El conflicto se dilata toda vez que algunos sectores tratan de generar confusión en la población con el maíz. Afirman que hay desabastecimiento del producto, cuando la verdad es que las autoridades gubernamentales dejaron en claro, con pruebas contundentes, que incluso hay superávit en la producción y almacenamiento del grano.

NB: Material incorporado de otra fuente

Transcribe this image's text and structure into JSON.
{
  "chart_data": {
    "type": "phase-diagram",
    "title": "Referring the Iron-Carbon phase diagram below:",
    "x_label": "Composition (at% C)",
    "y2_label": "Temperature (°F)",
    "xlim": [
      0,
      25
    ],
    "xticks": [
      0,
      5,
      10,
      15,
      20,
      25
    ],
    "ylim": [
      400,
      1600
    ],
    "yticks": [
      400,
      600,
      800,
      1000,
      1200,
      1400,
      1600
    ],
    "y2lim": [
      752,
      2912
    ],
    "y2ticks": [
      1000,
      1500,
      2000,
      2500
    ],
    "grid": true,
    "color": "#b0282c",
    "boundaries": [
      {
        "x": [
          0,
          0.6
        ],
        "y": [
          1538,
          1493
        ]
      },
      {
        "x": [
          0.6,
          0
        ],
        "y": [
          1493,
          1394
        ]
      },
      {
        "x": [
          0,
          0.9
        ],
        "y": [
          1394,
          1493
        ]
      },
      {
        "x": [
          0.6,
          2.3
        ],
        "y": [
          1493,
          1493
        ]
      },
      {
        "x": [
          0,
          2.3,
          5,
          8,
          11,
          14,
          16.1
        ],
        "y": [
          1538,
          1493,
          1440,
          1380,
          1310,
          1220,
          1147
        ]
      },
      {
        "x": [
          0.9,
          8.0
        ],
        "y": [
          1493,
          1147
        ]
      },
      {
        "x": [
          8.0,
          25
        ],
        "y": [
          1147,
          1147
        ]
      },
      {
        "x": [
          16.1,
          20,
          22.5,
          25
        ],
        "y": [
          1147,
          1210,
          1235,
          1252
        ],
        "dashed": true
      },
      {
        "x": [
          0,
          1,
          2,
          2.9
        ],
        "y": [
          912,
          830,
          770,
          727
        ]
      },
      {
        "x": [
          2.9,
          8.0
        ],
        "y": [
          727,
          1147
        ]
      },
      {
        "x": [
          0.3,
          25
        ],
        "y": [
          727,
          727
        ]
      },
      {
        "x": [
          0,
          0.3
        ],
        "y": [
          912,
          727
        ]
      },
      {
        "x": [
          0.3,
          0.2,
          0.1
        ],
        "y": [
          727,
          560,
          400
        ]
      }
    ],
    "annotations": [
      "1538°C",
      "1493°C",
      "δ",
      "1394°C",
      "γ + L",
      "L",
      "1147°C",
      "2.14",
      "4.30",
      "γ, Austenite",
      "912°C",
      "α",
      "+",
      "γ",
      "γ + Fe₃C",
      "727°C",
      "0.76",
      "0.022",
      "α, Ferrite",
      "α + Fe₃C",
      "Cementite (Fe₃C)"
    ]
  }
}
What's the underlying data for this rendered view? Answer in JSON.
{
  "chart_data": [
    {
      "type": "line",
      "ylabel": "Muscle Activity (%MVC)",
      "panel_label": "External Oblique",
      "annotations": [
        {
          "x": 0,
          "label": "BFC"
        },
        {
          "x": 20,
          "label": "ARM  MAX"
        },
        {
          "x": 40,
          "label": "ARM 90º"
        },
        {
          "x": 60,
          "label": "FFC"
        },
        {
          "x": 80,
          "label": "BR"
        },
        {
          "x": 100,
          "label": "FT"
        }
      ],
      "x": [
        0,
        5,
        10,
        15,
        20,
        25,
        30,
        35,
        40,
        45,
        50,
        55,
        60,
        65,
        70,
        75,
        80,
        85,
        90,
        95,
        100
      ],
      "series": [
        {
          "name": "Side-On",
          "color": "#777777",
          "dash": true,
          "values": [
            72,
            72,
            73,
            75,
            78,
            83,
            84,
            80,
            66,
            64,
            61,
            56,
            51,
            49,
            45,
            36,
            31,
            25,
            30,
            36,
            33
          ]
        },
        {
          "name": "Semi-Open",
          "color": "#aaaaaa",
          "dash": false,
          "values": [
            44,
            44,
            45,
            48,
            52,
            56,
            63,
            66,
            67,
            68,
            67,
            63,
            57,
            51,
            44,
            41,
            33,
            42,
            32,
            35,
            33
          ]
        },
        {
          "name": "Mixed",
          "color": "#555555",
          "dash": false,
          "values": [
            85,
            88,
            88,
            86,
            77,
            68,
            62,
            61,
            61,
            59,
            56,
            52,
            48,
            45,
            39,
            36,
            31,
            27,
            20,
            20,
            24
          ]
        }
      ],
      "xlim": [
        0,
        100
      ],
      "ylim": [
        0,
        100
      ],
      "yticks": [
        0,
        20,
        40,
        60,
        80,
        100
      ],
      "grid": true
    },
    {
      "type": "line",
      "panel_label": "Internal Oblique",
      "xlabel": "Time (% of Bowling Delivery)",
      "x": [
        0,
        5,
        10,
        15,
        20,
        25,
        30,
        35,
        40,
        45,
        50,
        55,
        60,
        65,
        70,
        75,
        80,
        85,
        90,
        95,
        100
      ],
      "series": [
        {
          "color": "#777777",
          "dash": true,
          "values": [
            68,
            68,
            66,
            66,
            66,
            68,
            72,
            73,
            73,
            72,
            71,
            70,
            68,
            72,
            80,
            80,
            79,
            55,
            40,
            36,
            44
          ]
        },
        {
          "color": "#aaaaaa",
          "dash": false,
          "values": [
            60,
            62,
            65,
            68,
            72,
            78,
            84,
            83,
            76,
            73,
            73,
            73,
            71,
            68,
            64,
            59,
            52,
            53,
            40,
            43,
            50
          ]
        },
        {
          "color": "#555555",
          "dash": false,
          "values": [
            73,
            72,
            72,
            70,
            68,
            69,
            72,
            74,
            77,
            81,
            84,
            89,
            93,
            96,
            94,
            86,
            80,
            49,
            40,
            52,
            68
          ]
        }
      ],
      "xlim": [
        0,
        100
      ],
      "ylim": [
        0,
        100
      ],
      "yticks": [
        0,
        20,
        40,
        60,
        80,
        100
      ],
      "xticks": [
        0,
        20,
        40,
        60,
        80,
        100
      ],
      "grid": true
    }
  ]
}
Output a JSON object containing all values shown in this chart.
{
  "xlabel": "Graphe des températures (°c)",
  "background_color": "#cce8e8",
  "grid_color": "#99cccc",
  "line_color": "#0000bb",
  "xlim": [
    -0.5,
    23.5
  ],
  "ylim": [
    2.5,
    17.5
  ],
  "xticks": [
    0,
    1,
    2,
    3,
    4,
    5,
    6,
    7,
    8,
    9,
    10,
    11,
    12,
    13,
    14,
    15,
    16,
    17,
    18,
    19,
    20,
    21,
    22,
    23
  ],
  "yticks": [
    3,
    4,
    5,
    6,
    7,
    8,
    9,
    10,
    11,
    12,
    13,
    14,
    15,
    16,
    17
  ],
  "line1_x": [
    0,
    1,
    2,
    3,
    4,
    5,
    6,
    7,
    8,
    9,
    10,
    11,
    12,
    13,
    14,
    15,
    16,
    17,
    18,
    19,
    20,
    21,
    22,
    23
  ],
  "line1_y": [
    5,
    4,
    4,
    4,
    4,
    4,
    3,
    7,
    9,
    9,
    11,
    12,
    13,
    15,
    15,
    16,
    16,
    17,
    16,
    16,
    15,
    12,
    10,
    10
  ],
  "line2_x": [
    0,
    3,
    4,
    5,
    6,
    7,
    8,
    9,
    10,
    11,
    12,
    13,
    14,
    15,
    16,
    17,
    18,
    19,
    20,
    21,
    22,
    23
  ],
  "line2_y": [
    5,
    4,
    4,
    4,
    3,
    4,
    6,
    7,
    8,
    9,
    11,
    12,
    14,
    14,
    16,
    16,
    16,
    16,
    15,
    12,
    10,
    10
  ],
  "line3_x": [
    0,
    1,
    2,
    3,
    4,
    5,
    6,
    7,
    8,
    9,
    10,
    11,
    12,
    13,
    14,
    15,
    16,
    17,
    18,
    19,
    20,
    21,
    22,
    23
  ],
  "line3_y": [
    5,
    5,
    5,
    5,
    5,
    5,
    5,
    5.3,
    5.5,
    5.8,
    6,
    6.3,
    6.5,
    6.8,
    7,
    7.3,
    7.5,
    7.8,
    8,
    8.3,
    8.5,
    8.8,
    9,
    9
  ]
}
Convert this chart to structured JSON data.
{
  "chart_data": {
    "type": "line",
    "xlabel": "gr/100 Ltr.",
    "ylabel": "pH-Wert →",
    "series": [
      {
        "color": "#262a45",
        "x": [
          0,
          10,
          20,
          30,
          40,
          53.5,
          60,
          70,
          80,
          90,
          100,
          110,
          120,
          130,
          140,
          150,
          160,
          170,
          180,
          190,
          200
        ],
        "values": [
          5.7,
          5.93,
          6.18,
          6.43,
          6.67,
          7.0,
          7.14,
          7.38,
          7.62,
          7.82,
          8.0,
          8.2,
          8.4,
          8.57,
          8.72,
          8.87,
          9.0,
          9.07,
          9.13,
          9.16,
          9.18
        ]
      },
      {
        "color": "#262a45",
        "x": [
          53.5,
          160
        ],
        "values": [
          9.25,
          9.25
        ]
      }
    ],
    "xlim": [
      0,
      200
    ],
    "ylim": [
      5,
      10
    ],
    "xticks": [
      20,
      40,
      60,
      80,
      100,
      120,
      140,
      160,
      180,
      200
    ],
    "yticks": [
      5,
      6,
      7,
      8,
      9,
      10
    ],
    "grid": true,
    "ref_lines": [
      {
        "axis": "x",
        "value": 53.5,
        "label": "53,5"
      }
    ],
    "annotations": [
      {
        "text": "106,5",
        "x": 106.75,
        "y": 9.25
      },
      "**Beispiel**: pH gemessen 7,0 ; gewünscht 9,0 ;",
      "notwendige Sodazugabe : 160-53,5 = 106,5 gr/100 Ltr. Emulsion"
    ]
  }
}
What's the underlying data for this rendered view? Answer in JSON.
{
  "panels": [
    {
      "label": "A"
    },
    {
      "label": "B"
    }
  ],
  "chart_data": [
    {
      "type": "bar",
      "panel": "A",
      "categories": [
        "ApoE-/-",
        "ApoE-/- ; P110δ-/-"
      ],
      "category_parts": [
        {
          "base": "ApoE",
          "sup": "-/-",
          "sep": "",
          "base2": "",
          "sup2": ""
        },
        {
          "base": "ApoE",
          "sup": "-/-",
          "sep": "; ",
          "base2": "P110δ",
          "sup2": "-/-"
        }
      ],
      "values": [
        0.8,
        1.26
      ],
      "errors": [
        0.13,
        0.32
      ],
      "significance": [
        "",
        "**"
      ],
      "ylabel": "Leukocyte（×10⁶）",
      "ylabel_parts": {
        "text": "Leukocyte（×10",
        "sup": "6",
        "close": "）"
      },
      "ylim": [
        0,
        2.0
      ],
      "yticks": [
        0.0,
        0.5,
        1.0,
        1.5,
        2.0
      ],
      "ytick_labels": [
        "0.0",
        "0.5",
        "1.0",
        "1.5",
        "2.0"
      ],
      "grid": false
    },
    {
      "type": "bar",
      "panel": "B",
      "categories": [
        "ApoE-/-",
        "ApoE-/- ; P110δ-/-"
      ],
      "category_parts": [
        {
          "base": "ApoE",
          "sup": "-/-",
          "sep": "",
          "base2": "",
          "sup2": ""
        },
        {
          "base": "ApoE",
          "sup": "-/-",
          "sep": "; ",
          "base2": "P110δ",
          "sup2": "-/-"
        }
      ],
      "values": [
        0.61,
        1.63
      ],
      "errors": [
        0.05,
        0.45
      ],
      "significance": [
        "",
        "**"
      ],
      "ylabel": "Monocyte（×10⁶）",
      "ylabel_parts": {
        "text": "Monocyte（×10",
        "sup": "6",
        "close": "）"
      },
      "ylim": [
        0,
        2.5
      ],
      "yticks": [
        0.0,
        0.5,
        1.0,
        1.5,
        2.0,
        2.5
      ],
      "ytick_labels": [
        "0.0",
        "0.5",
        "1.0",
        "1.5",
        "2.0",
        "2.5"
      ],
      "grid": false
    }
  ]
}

“Vamos a iniciar los procesos legales contra aquellas personas que estarían cometiendo este delito, atentando además contra la economía del pueblo cruceño, del pueblo boliviano, simplemente para satisfacer al parecer apetitos económicos de este sector y muy posiblemente respondiendo a intereses políticos”, manifestó el viceministro de Defensa de los Derechos del Usuario y Consumidor, Jorge Silva.

Según datos oficiales, existe una oferta de 1.029.179 toneladas (t) de maíz para abastecer las 995.203 t que requiere el mercado interno, por lo que no es justificable que se trate de especular respecto a la falta de este producto y con ello se quiera justificar el aumento de precios en productos como la carne de pollo o de cerdo.

En este comparativo, la producción de maíz da cuenta de que en 2019 hubo más de 164.000 t de superávit; en 2020, más de 158.000 t; en 2021, más de 145.000 t; y este año, pese a la afectación por diferentes eventos climáticos, se tienen 34.000 t de superávit en la producción de maíz.

No se descarta que esta estrategia sea para que los grandes productores y empresarios busquen un escenario de escasez y déficit en la producción y abastecimiento del grano para forzar al Gobierno nacional al uso de transgénicos en el país.

En este punto cabe remarcar que la importación del maíz no está restringida siempre y cuando cumpla con las medidas fitosanitarias y otros requisitos que exige la normativa nacional, a propósito de la solicitud de la Asociación de Productores de Oleaginosas y Trigo (Anapo).

Sin embargo, es lamentable que, por estos intereses sectoriales, sean económicos o incluso políticos, se juegue con el bolsillo de la población y, lo que es peor, se trate de dar una imagen de escasez de alimentos cuando los bolivianos se recuperan de una pandemia y de un gobierno de facto que perjudicó a los bolivianos en su conjunto.

De acuerdo al artículo 226 del Código Penal, “El que procurare alzar o bajar el precio de las mercancías, salarios o valores negociables en el mercado o en la bolsa, mediante noticias falsas, negociaciones fingidas o cualquier otro artificio fraudulento, incurrirá en privación de libertad de seis meses a tres años, agravándose en un tercio si se produjere cualquiera de estos efectos. Será sancionado con la misma pena el que acaparare u ocultare mercancías provocando artificialmente la elevación de precios”.

Ésta es una advertencia clara contra aquellos comerciantes que traten de perjudicar al pueblo boliviano, siendo una muestra clara de que el Gobierno vela por los intereses de la familia frente a los intereses particulares de algunos sectores.